People say that I have a shoe fetish. I’ve even been accused of that fetish by folks who read my articles regularly. Yes, I’m a girl that has trouble avoiding the shoe and handbag areas of the local department stores.
Today I am also going to discuss shoes yet again. As the proverb goes (and there are many variations):
Before you criticize a man, walk a mile in his shoes.
Translation: Do not criticize someone until you have actually been in their position, doing things as they are doing them.
Never has this proverb hit home for me more than in the last four years. Over the last few years, I have negotiated hundreds of short sale transactions. I have also read hundreds of blog posts attacking banks and mortgage lenders for being inept, irresponsible, unprofessional, and disorganized.
I have also personally experienced much of the turmoil discussed in the articles that I read. Just like everyone else working short sales, I have been hung up on, yelled at, bullied, and disconnected. Yet I realized early on in my journey through the wacky world of short sales that it is not about me. It is about understanding the overwhelming nature of the short sale from the point of view of the mortgage lender.

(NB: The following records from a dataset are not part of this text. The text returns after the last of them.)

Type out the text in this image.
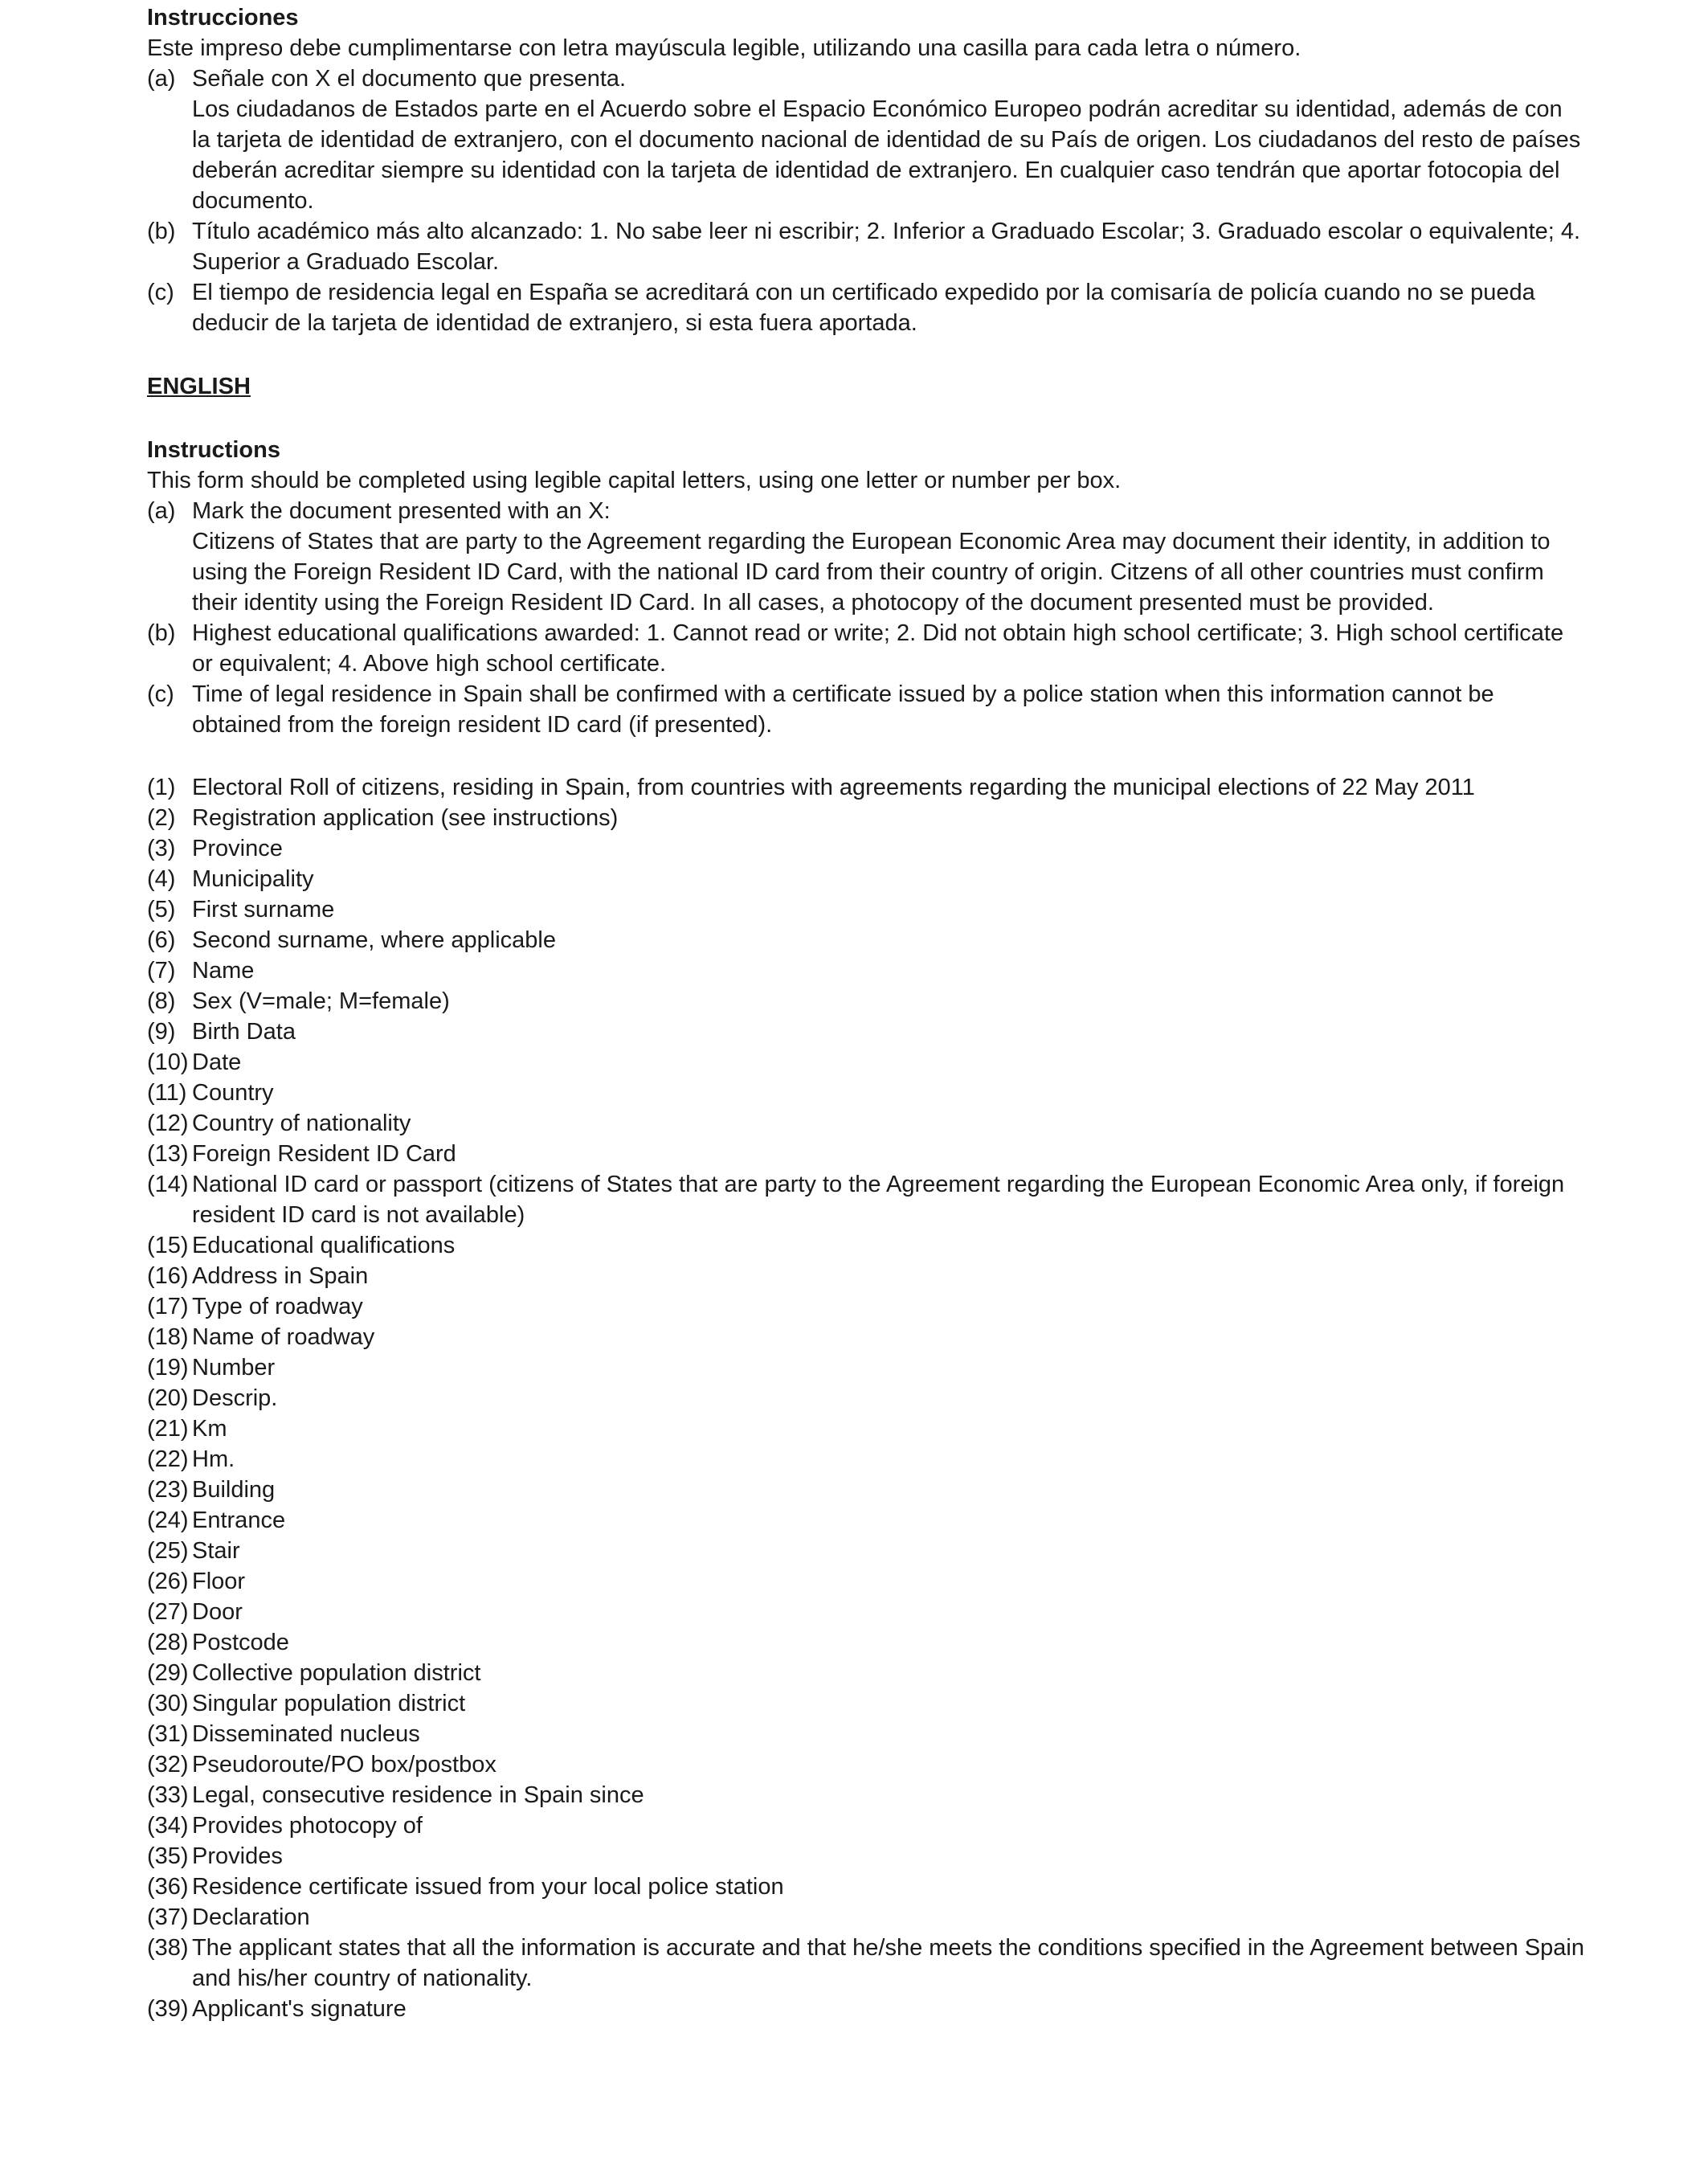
Instrucciones

Este impreso debe cumplimentarse con letra mayúscula legible, utilizando una casilla para cada letra o número.

(a) Señale con X el documento que presenta.

Los ciudadanos de Estados parte en el Acuerdo sobre el Espacio Económico Europeo podrán acreditar su identidad, además de con la tarjeta de identidad de extranjero, con el documento nacional de identidad de su País de origen. Los ciudadanos del resto de países deberán acreditar siempre su identidad con la tarjeta de identidad de extranjero. En cualquier caso tendrán que aportar fotocopia del documento.

(b) Título académico más alto alcanzado: 1. No sabe leer ni escribir; 2. Inferior a Graduado Escolar; 3. Graduado escolar o equivalente; 4. Superior a Graduado Escolar.
(c) El tiempo de residencia legal en España se acreditará con un certificado expedido por la comisaría de policía cuando no se pueda deducir de la tarjeta de identidad de extranjero, si esta fuera aportada.

ENGLISH

Instructions

This form should be completed using legible capital letters, using one letter or number per box.

(a) Mark the document presented with an X:

Citizens of States that are party to the Agreement regarding the European Economic Area may document their identity, in addition to using the Foreign Resident ID Card, with the national ID card from their country of origin. Citzens of all other countries must confirm their identity using the Foreign Resident ID Card. In all cases, a photocopy of the document presented must be provided.

(b) Highest educational qualifications awarded: 1. Cannot read or write; 2. Did not obtain high school certificate; 3. High school certificate or equivalent; 4. Above high school certificate.
(c) Time of legal residence in Spain shall be confirmed with a certificate issued by a police station when this information cannot be obtained from the foreign resident ID card (if presented).
(1) Electoral Roll of citizens, residing in Spain, from countries with agreements regarding the municipal elections of 22 May 2011
(2) Registration application (see instructions)
(3) Province
(4) Municipality
(5) First surname
(6) Second surname, where applicable
(7) Name
(8) Sex (V=male; M=female)
(9) Birth Data
(10) Date
(11) Country
(12) Country of nationality
(13) Foreign Resident ID Card
(14) National ID card or passport (citizens of States that are party to the Agreement regarding the European Economic Area only, if foreign resident ID card is not available)
(15) Educational qualifications
(16) Address in Spain
(17) Type of roadway
(18) Name of roadway
(19) Number
(20) Descrip.
(21) Km
(22) Hm.
(23) Building
(24) Entrance
(25) Stair
(26) Floor
(27) Door
(28) Postcode
(29) Collective population district
(30) Singular population district
(31) Disseminated nucleus
(32) Pseudoroute/PO box/postbox
(33) Legal, consecutive residence in Spain since
(34) Provides photocopy of
(35) Provides
(36) Residence certificate issued from your local police station
(37) Declaration
(38) The applicant states that all the information is accurate and that he/she meets the conditions specified in the Agreement between Spain and his/her country of nationality.
(39) Applicant's signature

- I sometimes have difficulty hiring one or two employees who are well-qualified to negotiate short sales. The bank must be required to hire hundreds of them.

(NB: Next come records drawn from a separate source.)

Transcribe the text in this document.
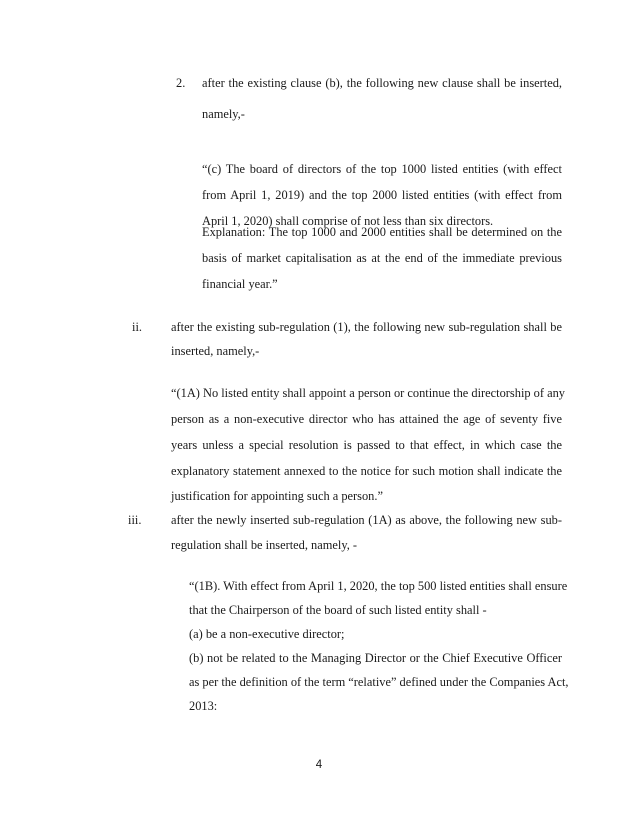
2. after the existing clause (b), the following new clause shall be inserted,
namely,-
“(c) The board of directors of the top 1000 listed entities (with effect
from April 1, 2019) and the top 2000 listed entities (with effect from
April 1, 2020) shall comprise of not less than six directors.
Explanation: The top 1000 and 2000 entities shall be determined on the
basis of market capitalisation as at the end of the immediate previous
financial year.”
ii. after the existing sub-regulation (1), the following new sub-regulation shall be
inserted, namely,-
“(1A) No listed entity shall appoint a person or continue the directorship of any
person as a non-executive director who has attained the age of seventy five
years unless a special resolution is passed to that effect, in which case the
explanatory statement annexed to the notice for such motion shall indicate the
justification for appointing such a person.”
iii. after the newly inserted sub-regulation (1A) as above, the following new sub-
regulation shall be inserted, namely, -
“(1B). With effect from April 1, 2020, the top 500 listed entities shall ensure
that the Chairperson of the board of such listed entity shall -
(a) be a non-executive director;
(b) not be related to the Managing Director or the Chief Executive Officer
as per the definition of the term “relative” defined under the Companies Act,
2013:
4
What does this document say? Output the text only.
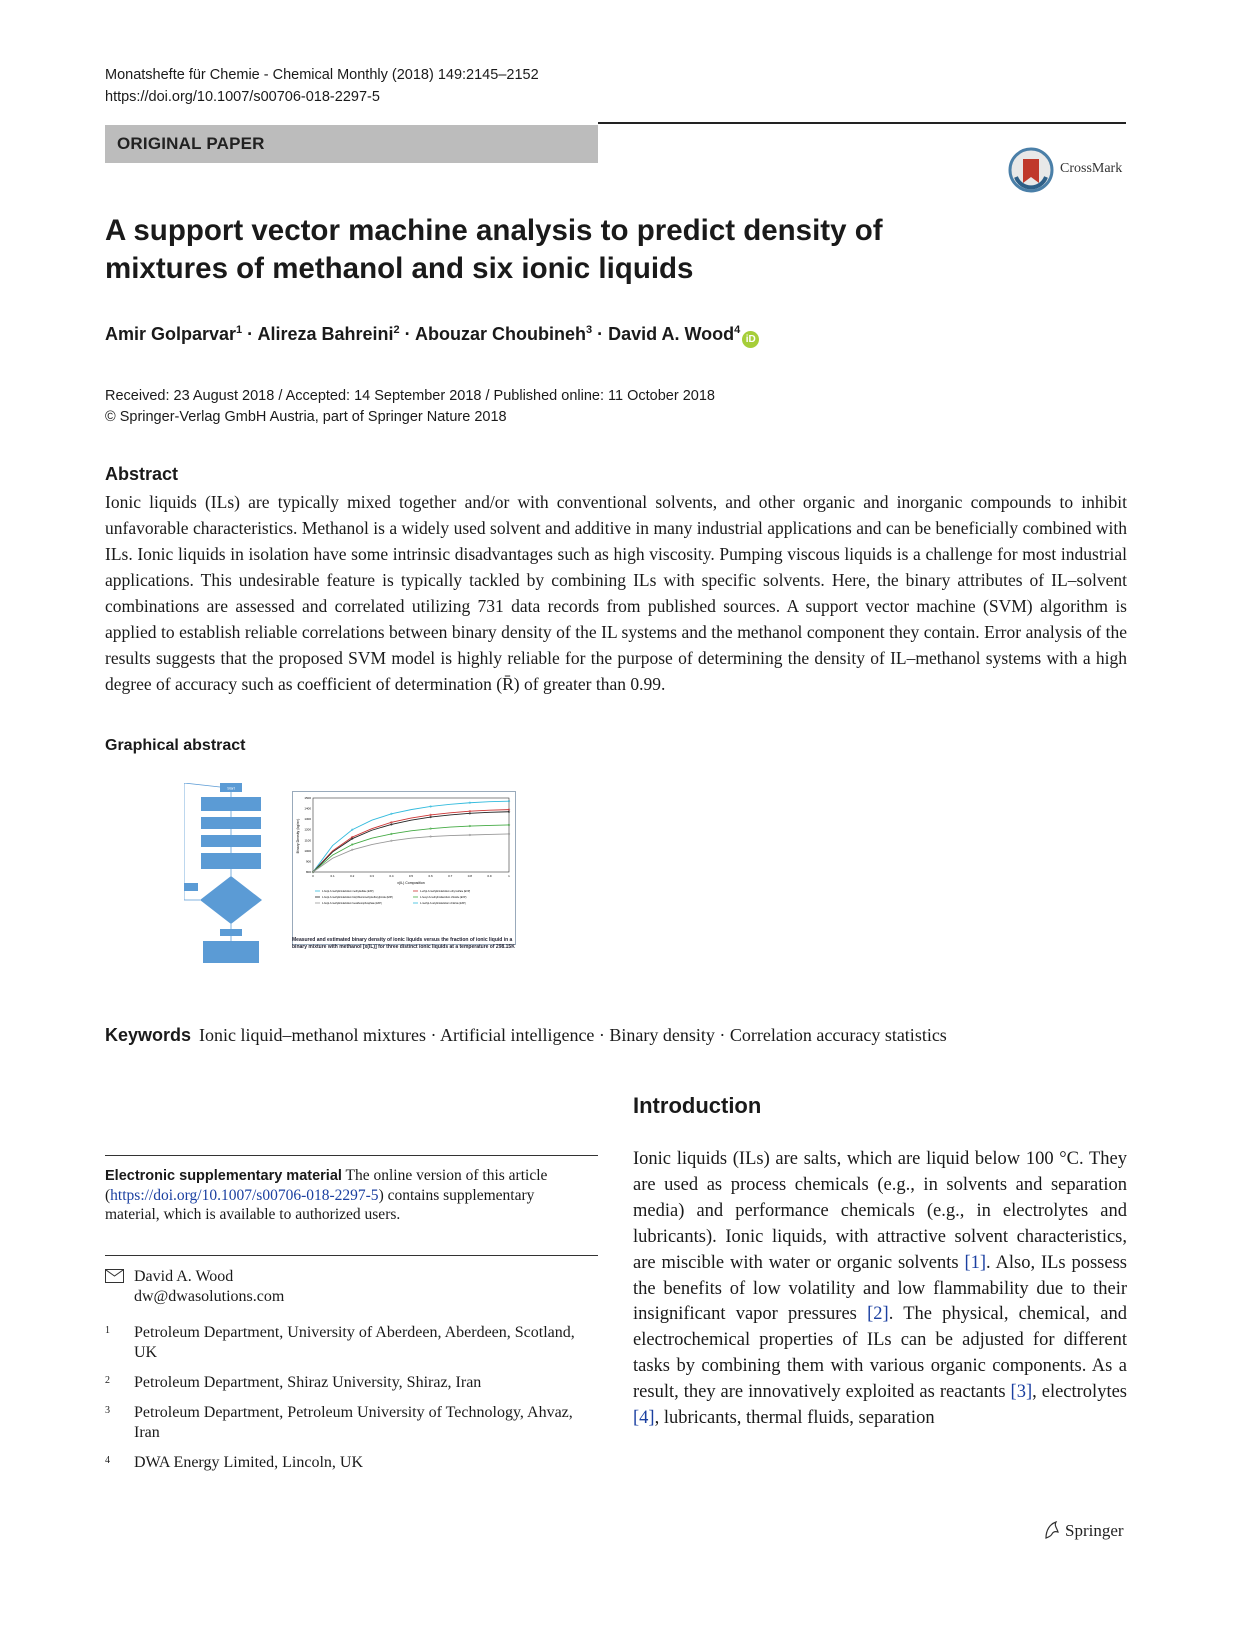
Monatshefte für Chemie - Chemical Monthly (2018) 149:2145–2152
https://doi.org/10.1007/s00706-018-2297-5
ORIGINAL PAPER
CrossMark
A support vector machine analysis to predict density of mixtures of methanol and six ionic liquids
Amir Golparvar$^1$ · Alireza Bahreini$^2$ · Abouzar Choubineh$^3$ · David A. Wood$^4$iD
Received: 23 August 2018 / Accepted: 14 September 2018 / Published online: 11 October 2018
© Springer-Verlag GmbH Austria, part of Springer Nature 2018
Abstract
Ionic liquids (ILs) are typically mixed together and/or with conventional solvents, and other organic and inorganic compounds to inhibit unfavorable characteristics. Methanol is a widely used solvent and additive in many industrial applications and can be beneficially combined with ILs. Ionic liquids in isolation have some intrinsic disadvantages such as high viscosity. Pumping viscous liquids is a challenge for most industrial applications. This undesirable feature is typically tackled by combining ILs with specific solvents. Here, the binary attributes of IL–solvent combinations are assessed and correlated utilizing 731 data records from published sources. A support vector machine (SVM) algorithm is applied to establish reliable correlations between binary density of the IL systems and the methanol component they contain. Error analysis of the results suggests that the proposed SVM model is highly reliable for the purpose of determining the density of IL–methanol systems with a high degree of accuracy such as coefficient of determination (R̄) of greater than 0.99.
Graphical abstract
Start
0	0.1	0.2	0.3	0.4	0.5	0.6	0.7	0.8	0.9	1
800
900
1000
1100
1200
1300
1400
1500
x(IL) Composition
Binary Density (kg/m³)
1-butyl-3-methylimidazolium methylsulfate (EXP)	1-ethyl-3-methylimidazolium ethyl sulfate (EXP)
1-butyl-3-methylimidazolium bis(trifluoromethylsulfonyl)imide (EXP)	1-hexyl-3-methylimidazolium chloride (EXP)
1-butyl-3-methylimidazolium hexafluorophosphate (EXP)	1-methyl-3-octylimidazolium chloride (EXP)
Measured and estimated binary density of ionic liquids versus the fraction of ionic liquid in a binary mixture with methanol [x(IL)] for three distinct ionic liquids at a temperature of 298.15K
Keywords Ionic liquid–methanol mixtures · Artificial intelligence · Binary density · Correlation accuracy statistics
Introduction
Ionic liquids (ILs) are salts, which are liquid below 100 °C. They are used as process chemicals (e.g., in solvents and separation media) and performance chemicals (e.g., in electrolytes and lubricants). Ionic liquids, with attractive solvent characteristics, are miscible with water or organic solvents [1]. Also, ILs possess the benefits of low volatility and low flammability due to their insignificant vapor pressures [2]. The physical, chemical, and electrochemical properties of ILs can be adjusted for different tasks by combining them with various organic components. As a result, they are innovatively exploited as reactants [3], electrolytes [4], lubricants, thermal fluids, separation
Electronic supplementary material The online version of this article (https://doi.org/10.1007/s00706-018-2297-5) contains supplementary material, which is available to authorized users.
David A. Wood
dw@dwasolutions.com
1	Petroleum Department, University of Aberdeen, Aberdeen, Scotland, UK
2	Petroleum Department, Shiraz University, Shiraz, Iran
3	Petroleum Department, Petroleum University of Technology, Ahvaz, Iran
4	DWA Energy Limited, Lincoln, UK
Springer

- I sometimes have difficulty with our office telephone system and its 30 extensions. The bank must have a telephone system 1000 times more sophisticated than my own.
- Our six negotiators in house sometimes have difficulty with our 200+ files. Individual negotiators at some banks have over 400 files.
- If I take a few days off and don’t read the news, I miss out on the latest information in the short sale arena. How can the banks possibly fully educate their staff on all of the latest short sale programs and procedures?
Once you can understand the bank’s position, you can successfully strategize to get the job done for your client. Yes, I have learned to walk a mile in the mortgage lender’s shoes. And, it doesn’t matter to me whether they are made by Manolo Blahnik or Nike.